Findings suggest MMP-3 disrupts blood-spinal cord barrier and promotes hemorrhage, according to study published in The American Journal of Pathology
Traumatic spinal cord injury (SCI) is a devastating condition with few treatment options. Studies show that damage to the barrier separating blood from the spinal cord can contribute to the neurologic deficits that arise secondary to the initial trauma. Through a series of sophisticated experiments, researchers reporting in The American Journal of Pathology suggest that matrix metalloproteinase-3 (MMP-3) plays a pivotal role in disruption of the brain/spinal cord barrier (BSCB), cell death, and functional deficits after SCI. This link also presents new therapeutic possibilities.

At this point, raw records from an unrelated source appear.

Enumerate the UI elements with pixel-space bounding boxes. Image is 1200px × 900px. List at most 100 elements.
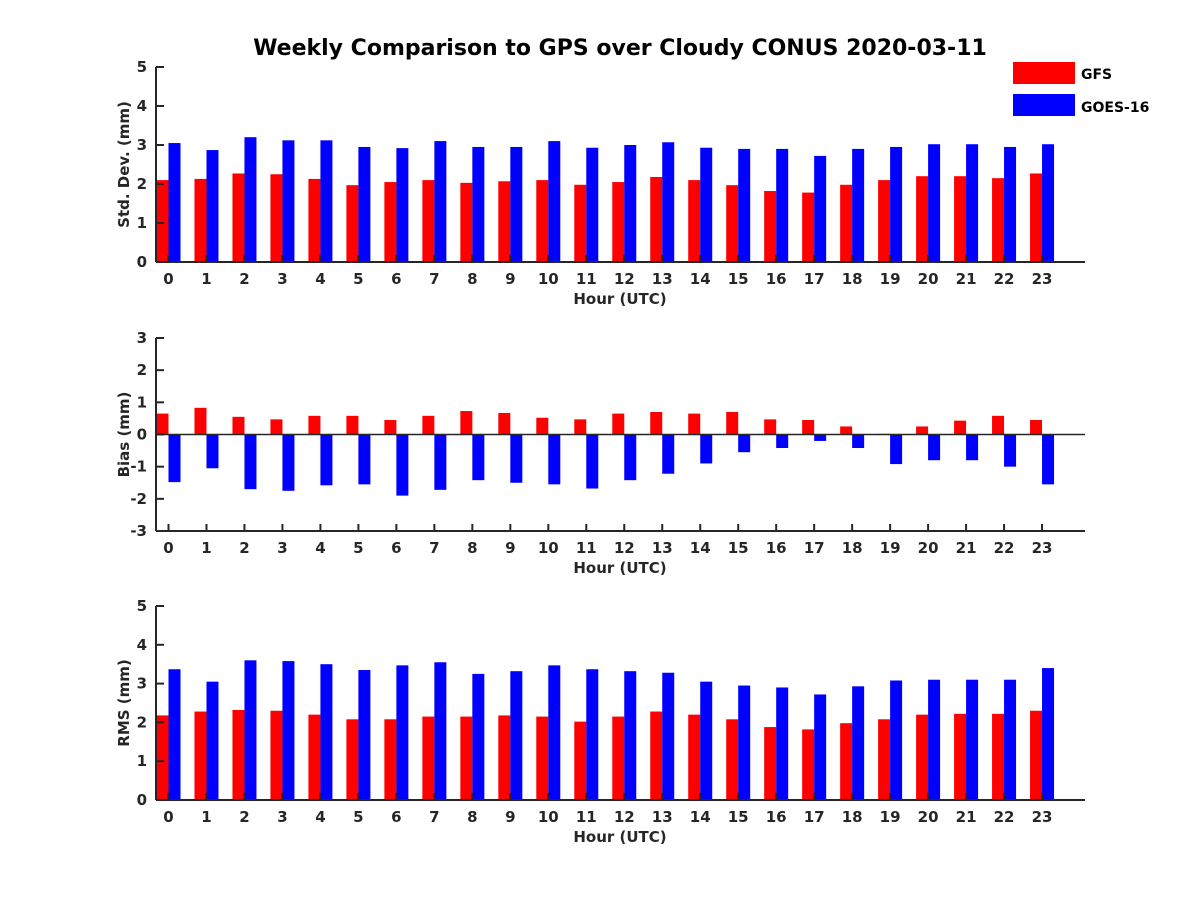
x-tick-label: 23 [1032,808,1053,826]
chart-title: Weekly Comparison to GPS over Cloudy CON… [253,36,987,61]
x-tick-label: 8 [467,808,477,826]
bar-goes16-hour-0 [168,143,181,262]
bar-goes16-hour-11 [586,147,599,262]
bar-gfs-hour-7 [422,415,435,435]
bar-gfs-hour-4 [308,415,321,435]
bar-goes16-hour-11 [586,669,599,800]
bar-gfs-hour-12 [612,413,625,435]
x-tick-label: 14 [690,270,711,288]
bar-gfs-hour-13 [650,711,663,800]
bar-goes16-hour-2 [244,434,257,490]
bar-goes16-hour-16 [776,434,789,449]
bar-goes16-hour-23 [1042,144,1055,262]
bar-goes16-hour-8 [472,434,485,481]
bar-goes16-hour-20 [928,144,941,262]
x-tick-label: 12 [614,539,635,557]
bar-goes16-hour-23 [1042,434,1055,485]
y-tick-label: -1 [130,458,147,476]
bar-goes16-hour-3 [282,434,295,491]
bar-goes16-hour-9 [510,671,523,800]
bar-goes16-hour-6 [396,665,409,800]
x-tick-label: 16 [766,539,787,557]
bar-gfs-hour-14 [688,714,701,800]
bar-gfs-hour-18 [840,426,853,435]
bar-gfs-hour-13 [650,176,663,262]
y-tick-label: -3 [130,522,147,540]
bar-goes16-hour-20 [928,679,941,800]
x-tick-label: 18 [842,539,863,557]
bar-goes16-hour-4 [320,434,333,486]
x-tick-label: 11 [576,539,597,557]
bar-gfs-hour-8 [460,716,473,800]
x-tick-label: 19 [880,270,901,288]
x-tick-label: 22 [994,808,1015,826]
bar-gfs-hour-16 [764,727,777,800]
y-axis-label: RMS (mm) [115,659,133,746]
x-tick-label: 13 [652,808,673,826]
bar-gfs-hour-2 [232,709,245,800]
bar-goes16-hour-14 [700,434,713,464]
y-tick-label: 4 [137,636,147,654]
x-tick-label: 13 [652,270,673,288]
x-tick-label: 7 [429,808,439,826]
bar-goes16-hour-3 [282,661,295,800]
bar-goes16-hour-15 [738,148,751,262]
bar-goes16-hour-21 [966,679,979,800]
bar-gfs-hour-21 [954,176,967,262]
bar-goes16-hour-13 [662,672,675,800]
bar-gfs-hour-3 [270,419,283,435]
x-tick-label: 12 [614,270,635,288]
bar-gfs-hour-0 [156,180,169,262]
bar-goes16-hour-13 [662,142,675,262]
y-axis-label: Bias (mm) [115,392,133,478]
bar-goes16-hour-9 [510,146,523,262]
bar-goes16-hour-10 [548,665,561,800]
bar-gfs-hour-18 [840,723,853,800]
bar-goes16-hour-0 [168,434,181,483]
bar-goes16-hour-22 [1004,679,1017,800]
bar-gfs-hour-5 [346,719,359,800]
bar-gfs-hour-3 [270,174,283,262]
x-tick-label: 4 [315,539,325,557]
y-tick-label: 2 [137,713,147,731]
bar-goes16-hour-1 [206,681,219,800]
bar-gfs-hour-9 [498,181,511,262]
bar-goes16-hour-5 [358,146,371,262]
bar-goes16-hour-15 [738,434,751,453]
x-tick-label: 0 [163,539,173,557]
x-tick-label: 3 [277,539,287,557]
bar-goes16-hour-17 [814,694,827,800]
x-tick-label: 14 [690,539,711,557]
x-tick-label: 19 [880,808,901,826]
bar-gfs-hour-6 [384,182,397,262]
x-axis-label: Hour (UTC) [573,559,666,577]
x-tick-label: 0 [163,270,173,288]
x-tick-label: 12 [614,808,635,826]
bar-goes16-hour-22 [1004,434,1017,467]
legend-label-goes16: GOES-16 [1081,100,1149,116]
x-tick-label: 19 [880,539,901,557]
bar-gfs-hour-22 [992,178,1005,262]
x-tick-label: 11 [576,270,597,288]
bar-goes16-hour-13 [662,434,675,474]
y-tick-label: 3 [137,675,147,693]
bar-goes16-hour-0 [168,669,181,800]
bar-gfs-hour-6 [384,719,397,800]
bar-gfs-hour-10 [536,716,549,800]
bar-goes16-hour-3 [282,140,295,262]
bar-goes16-hour-22 [1004,146,1017,262]
bar-gfs-hour-6 [384,420,397,435]
bar-gfs-hour-21 [954,420,967,435]
x-tick-label: 0 [163,808,173,826]
x-tick-label: 17 [804,808,825,826]
x-tick-label: 6 [391,270,401,288]
x-tick-label: 17 [804,539,825,557]
bar-gfs-hour-7 [422,180,435,262]
bar-goes16-hour-19 [890,680,903,800]
x-tick-label: 20 [918,539,939,557]
bar-goes16-hour-6 [396,434,409,496]
bar-gfs-hour-19 [878,719,891,800]
bar-gfs-hour-1 [194,407,207,435]
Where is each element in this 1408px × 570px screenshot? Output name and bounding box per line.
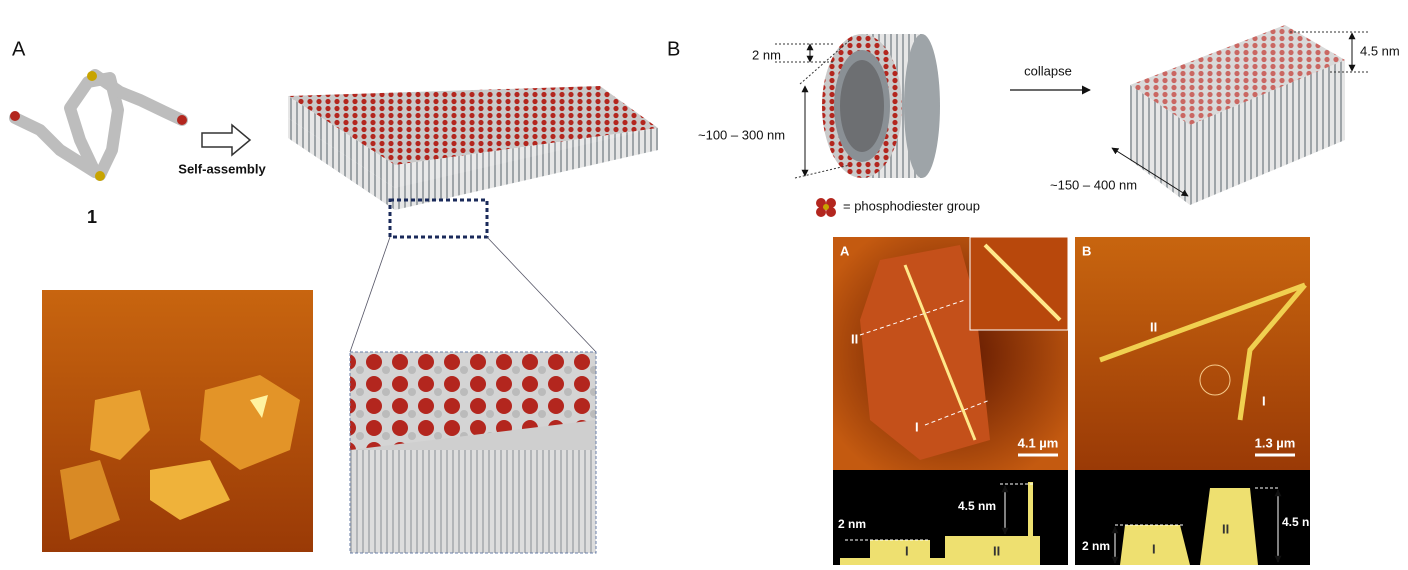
arrow-label: Self-assembly: [178, 161, 266, 176]
feature-label: I: [1262, 393, 1266, 408]
region-label: I: [1152, 541, 1156, 556]
dimension-label: ~100 – 300 nm: [698, 127, 785, 142]
height-label: 4.5 nm: [1282, 515, 1320, 529]
feature-label: II: [1150, 319, 1157, 334]
height-label: 2 nm: [838, 517, 866, 531]
molecule-label: 1: [87, 207, 97, 227]
image-label: B: [1082, 243, 1091, 258]
feature-label: I: [915, 419, 919, 434]
guide-line: [795, 165, 850, 178]
dimension-label: 4.5 nm: [1360, 43, 1400, 58]
dimension-label: ~150 – 400 nm: [1050, 177, 1137, 192]
molecule: [10, 71, 187, 181]
region-label: II: [993, 543, 1000, 558]
zoom-line: [350, 237, 390, 352]
height-label: 4.5 nm: [958, 499, 996, 513]
feature-label: II: [851, 331, 858, 346]
afm-image: [42, 290, 313, 552]
zoom-line: [487, 237, 596, 352]
legend-text: = phosphodiester group: [843, 198, 980, 213]
zoom-view: [350, 352, 596, 553]
scale-bar-label: 1.3 µm: [1255, 435, 1296, 450]
region-label: I: [905, 543, 909, 558]
bilayer-sheet: [288, 86, 658, 210]
legend-icon: [816, 198, 836, 217]
height-label: 2 nm: [1082, 539, 1110, 553]
collapsed-sheet: [1130, 25, 1345, 205]
region-label: II: [1222, 521, 1229, 536]
panel-label: B: [667, 38, 680, 60]
panel-label: A: [12, 38, 26, 60]
height-profile: [1075, 470, 1310, 565]
arrow-label: collapse: [1024, 63, 1072, 78]
scale-bar-label: 4.1 µm: [1018, 435, 1059, 450]
nanotube: [822, 34, 940, 178]
height-profile: [833, 470, 1068, 565]
figure: A Self-assembly 1 B: [0, 0, 1408, 565]
arrow: [202, 125, 250, 155]
dimension-label: 2 nm: [752, 47, 781, 62]
image-label: A: [840, 243, 850, 258]
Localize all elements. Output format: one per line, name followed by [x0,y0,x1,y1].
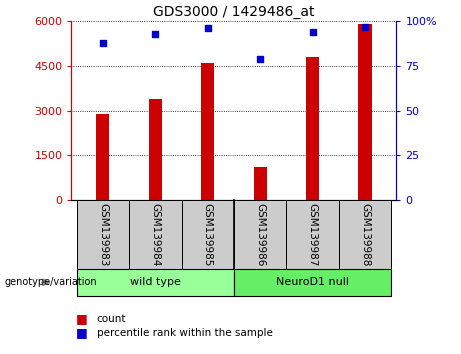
Text: GSM139983: GSM139983 [98,203,108,266]
Bar [149,99,162,200]
Point [256,56,264,62]
Bar [201,63,214,200]
Text: percentile rank within the sample: percentile rank within the sample [97,328,273,338]
Bar [306,57,319,200]
Text: wild type: wild type [130,277,181,287]
Bar [359,24,372,200]
Bar [234,269,391,296]
Title: GDS3000 / 1429486_at: GDS3000 / 1429486_at [153,5,315,19]
Point [309,29,316,35]
Point [361,24,369,29]
Text: GSM139984: GSM139984 [150,203,160,266]
Bar [77,269,234,296]
Text: GSM139987: GSM139987 [307,203,318,266]
Text: GSM139986: GSM139986 [255,203,265,266]
Point [99,40,106,46]
Bar [339,200,391,269]
Bar [77,200,129,269]
Bar [286,200,339,269]
Bar [96,114,109,200]
Bar [234,200,286,269]
Text: ■: ■ [76,326,88,339]
Text: count: count [97,314,126,324]
Bar [182,200,234,269]
Bar [129,200,182,269]
Text: ■: ■ [76,312,88,325]
Text: NeuroD1 null: NeuroD1 null [276,277,349,287]
Text: GSM139988: GSM139988 [360,203,370,266]
Text: GSM139985: GSM139985 [203,203,213,266]
Point [204,25,212,31]
Bar [254,167,267,200]
Text: genotype/variation: genotype/variation [5,277,97,287]
Point [152,31,159,36]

"Matrix metalloproteinases (MMPs) are enzymes known to degrade the extracellular matrix and other extracellular proteins and are essential for remodeling of the extracellular matrix and wound healing. Excessive proteolytic activity of MMPs can be detrimental, leading to numerous pathological conditions, including blood brain barrier (BBB)/BSCB disruption after injury," explains Tae Young Yune, PhD, of the Department of Biochemistry and Molecular Biology, School of Medicine, Kyung Hee University, Seoul, Korea. Although other MMPs have been linked to SCI (i.e. MMP-2, MMP-9, and MMP-12), there has been no previous direct evidence of a similar role for MMP-3.
By comparing mice that underwent spinal cord injury to a control group, investigators found that both MMP3 messenger RNA (mRNA) and MMP-3 protein levels in spinal cord segments were increased after SCI, peaking one day after surgery in the experimental group, whereas no changes were seen in the controls. MMP-3 immunoreactivity was detected in cells within the lesion site, invading neutrophils, and blood vessel endothelial cells in the area outside of the initial injured area (the penumbra).
Another series of experiments focused on the role of MMP-3 in BSCB permeability, using dye to visualize leakage through the BSCB. Similar to MMP-3 mRNA and protein levels, dye leakage reached a maximum one day after SCI. Leakage was lower in Mmp3 knockout mice that were genetically altered to be deficient in MMP-3 as well as in mice injected with either Mmp3 small interfering RNA (siRNA) or a general MMP inhibitor. Injection of MMP-3 into normal spinal cord also significantly increased dye leakage.
MMP-3 was found to contribute to the degradation of tight junction proteins that are responsible for maintaining the integrity of the BSCB barrier. In addition, the researchers reported that MMP-3 induced blood cell infiltration and hemorrhage after SCI in wild-type mice, but not in Mmp3 knockout mice. MMP-3 also mediated activation of other MMPs (MMP-2 and MMP-9) that are up-regulated after SCI. "This is the first study to demonstrate that MMP-3 is involved in MMP-9 activation in central nervous system injury," says Dr. Yune.
A significant finding was that mice deficient in MMP-3 showed significantly better functional recovery 14 and 28 days after injury than non-deficient mice. Histological analysis showed that after SCI the mice deficient in MMP-3 had smaller volumes of injured tissue and more healthy axons than non-deficient wild-type mice.
"The evidence suggests that BBB/BSCB disruption plays a pivotal role in acute and chronic neurological disorders. The inhibition of MMP-3 may be a promising therapeutic target for human central nervous system disease, including SCI," notes Dr. Yune.